The biggest disruptors to the ASC industry

ASCs around the country are facing two major care disruptors: Rising labor costs and anesthesia provider shortages. 

Here's a breakdown of these disruptions:

Labor costs

High labor costs are affecting ASCs' ability to staff their centers. 

The percentage of healthcare providers with an internal minimum wage of more than $15 per hour went from 15.6% to 29.1% from 2022 to 2023, according to a recent survey from consulting firm SullivanCotter.

"The increase in wages necessary to retain and recruit to skilled professional positions continues to well outpace any real or even projected rise in reimbursements," Thomas Feldman, CEO of Peoria, Ill.-based Center for Health ASC, told Becker's.  

In the last year, 56% of ASCs have seen an increase in volume, but 68% of facilities are still having a more difficult time recruiting experienced operating room nurses, according to a survey from ORManager.

"Many nurses that could retire during COVID-19 did and others left the field or took jobs that can be done remotely," Karen Sumida, RN, interim administrator of Surgery Center of Athens (Texas), told Becker's. "Applicants for both positions are requiring higher salaries, and with the ASC industry getting lower reimbursements than hospitals, we cannot compete with the rising salaries."

ASCs are looking for creative solutions, such as a four-day workweek and predictable hours, to recruit staff without breaking the bank. 

Anesthesia provider shortage

Finding a reliable and affordable anesthesia strategy is affecting ASCs in most markets. 
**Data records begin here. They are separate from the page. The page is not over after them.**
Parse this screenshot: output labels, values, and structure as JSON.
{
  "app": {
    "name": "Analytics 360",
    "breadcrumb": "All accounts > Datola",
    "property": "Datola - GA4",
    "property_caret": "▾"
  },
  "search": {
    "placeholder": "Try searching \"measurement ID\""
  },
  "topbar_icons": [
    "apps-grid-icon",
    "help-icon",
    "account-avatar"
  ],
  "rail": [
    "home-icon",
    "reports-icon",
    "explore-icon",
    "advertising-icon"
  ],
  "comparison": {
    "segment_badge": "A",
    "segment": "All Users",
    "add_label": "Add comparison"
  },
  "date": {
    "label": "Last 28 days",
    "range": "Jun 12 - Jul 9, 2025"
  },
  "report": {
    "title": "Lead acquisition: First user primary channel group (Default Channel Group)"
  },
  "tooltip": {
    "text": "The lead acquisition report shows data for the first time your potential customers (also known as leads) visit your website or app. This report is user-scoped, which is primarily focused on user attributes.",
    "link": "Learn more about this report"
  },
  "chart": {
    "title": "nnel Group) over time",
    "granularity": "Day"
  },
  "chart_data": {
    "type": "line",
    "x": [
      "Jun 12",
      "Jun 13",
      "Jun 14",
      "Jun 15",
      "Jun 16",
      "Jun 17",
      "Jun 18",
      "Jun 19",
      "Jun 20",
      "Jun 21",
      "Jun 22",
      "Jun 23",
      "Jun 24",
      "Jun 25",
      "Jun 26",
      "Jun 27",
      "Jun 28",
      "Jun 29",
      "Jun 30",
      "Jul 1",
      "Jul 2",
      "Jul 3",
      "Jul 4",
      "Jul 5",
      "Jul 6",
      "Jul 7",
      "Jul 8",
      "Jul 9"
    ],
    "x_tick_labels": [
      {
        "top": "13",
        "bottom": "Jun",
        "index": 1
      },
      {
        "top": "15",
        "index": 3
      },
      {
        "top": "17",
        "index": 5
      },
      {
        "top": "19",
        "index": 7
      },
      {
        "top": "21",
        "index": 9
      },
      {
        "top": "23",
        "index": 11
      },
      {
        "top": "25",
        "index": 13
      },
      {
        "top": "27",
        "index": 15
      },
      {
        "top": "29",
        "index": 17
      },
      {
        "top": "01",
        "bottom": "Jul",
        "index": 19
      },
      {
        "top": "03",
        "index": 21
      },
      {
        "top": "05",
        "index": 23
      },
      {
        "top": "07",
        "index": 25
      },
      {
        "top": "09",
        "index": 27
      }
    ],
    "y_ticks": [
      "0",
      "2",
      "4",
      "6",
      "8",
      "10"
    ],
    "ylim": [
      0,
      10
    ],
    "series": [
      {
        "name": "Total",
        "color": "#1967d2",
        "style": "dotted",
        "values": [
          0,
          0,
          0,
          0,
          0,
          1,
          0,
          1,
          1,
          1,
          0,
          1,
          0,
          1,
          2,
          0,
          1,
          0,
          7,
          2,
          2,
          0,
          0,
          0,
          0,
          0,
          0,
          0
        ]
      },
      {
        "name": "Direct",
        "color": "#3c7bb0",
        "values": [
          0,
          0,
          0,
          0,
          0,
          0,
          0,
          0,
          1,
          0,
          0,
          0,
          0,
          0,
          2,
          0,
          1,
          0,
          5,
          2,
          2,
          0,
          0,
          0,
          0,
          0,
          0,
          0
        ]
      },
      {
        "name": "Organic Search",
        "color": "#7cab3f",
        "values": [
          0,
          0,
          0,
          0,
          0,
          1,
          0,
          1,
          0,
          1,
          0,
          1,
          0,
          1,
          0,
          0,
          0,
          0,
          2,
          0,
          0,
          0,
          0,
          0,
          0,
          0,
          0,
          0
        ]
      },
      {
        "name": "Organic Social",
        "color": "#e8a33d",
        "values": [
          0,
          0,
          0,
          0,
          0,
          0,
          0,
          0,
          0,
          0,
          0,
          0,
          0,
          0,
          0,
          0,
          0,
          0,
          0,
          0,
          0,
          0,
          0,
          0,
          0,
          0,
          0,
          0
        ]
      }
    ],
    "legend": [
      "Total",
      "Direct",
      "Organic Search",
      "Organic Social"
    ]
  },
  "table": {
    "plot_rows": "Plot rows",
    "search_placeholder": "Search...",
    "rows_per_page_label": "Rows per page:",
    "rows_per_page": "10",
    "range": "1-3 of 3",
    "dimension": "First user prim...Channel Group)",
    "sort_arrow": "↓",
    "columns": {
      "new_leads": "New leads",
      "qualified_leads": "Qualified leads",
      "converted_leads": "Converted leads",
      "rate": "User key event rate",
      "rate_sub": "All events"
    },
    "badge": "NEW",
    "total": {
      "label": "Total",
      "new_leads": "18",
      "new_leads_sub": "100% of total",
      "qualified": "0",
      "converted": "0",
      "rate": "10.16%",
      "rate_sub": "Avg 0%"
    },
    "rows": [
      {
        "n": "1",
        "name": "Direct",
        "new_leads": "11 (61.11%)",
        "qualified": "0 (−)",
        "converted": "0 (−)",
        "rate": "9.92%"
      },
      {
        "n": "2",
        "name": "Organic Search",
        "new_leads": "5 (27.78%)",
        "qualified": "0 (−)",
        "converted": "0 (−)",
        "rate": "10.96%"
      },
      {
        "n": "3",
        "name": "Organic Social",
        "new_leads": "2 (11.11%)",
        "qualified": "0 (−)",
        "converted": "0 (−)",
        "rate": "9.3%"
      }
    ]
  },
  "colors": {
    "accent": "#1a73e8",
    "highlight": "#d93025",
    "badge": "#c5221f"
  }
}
"Today's shortage of anesthesia providers has been compounding for years and has turned into an incredible challenge for all," Andrew Lovewell, CEO of Columbia (Mo.) Orthopaedic Group, told Becker's. "Not only is it difficult to find anesthesia coverage, finding coverage that understands and embraces the priorities and workflow of an ASC is seemingly impossible."

More than 2,872 anesthesiologists left the workforce from 2021 to 2022, according to a report from Definitive Healthcare. 

Facilities with lower utilization are at the most risk for disruption, according to Kris Mineau, CEO and co-founder of Avon, Conn.-based Constitution Surgery Alliance. 

"Even the busiest ASCs in certain markets may be subject to schedule compression or anesthesia subsidies in the near term," he told Becker's. "In the longer term, they must pressure payers to bear some of the burden and hope the anesthesia provider market better meets the demand."

In terms of keeping providers around, stipends are used as a way for ASCs to retain anesthesia providers as the shortage continues. But many ASCs can't afford these stipends, adding a further obstacle to care. 

"The request for stipends poses a difficult position for ASCs as they continue to look for ways to operate the business with less. ASCs will find creative ways/new models to provide the same safe/quality of care while keeping the financial impact low," Joyce White, RN, facility administrator of the Wichita, Kan.-based Cypress Surgery Center, told Becker's. "Certified registered nurse anesthetist models have been used for years and are now being looked to in a broader region as they are more affordable while providing the same quality and safety to patients in ASC settings."

Other ASCs are employing their own anesthesia groups to keep up with procedures, and in some cases, avoid shutdowns.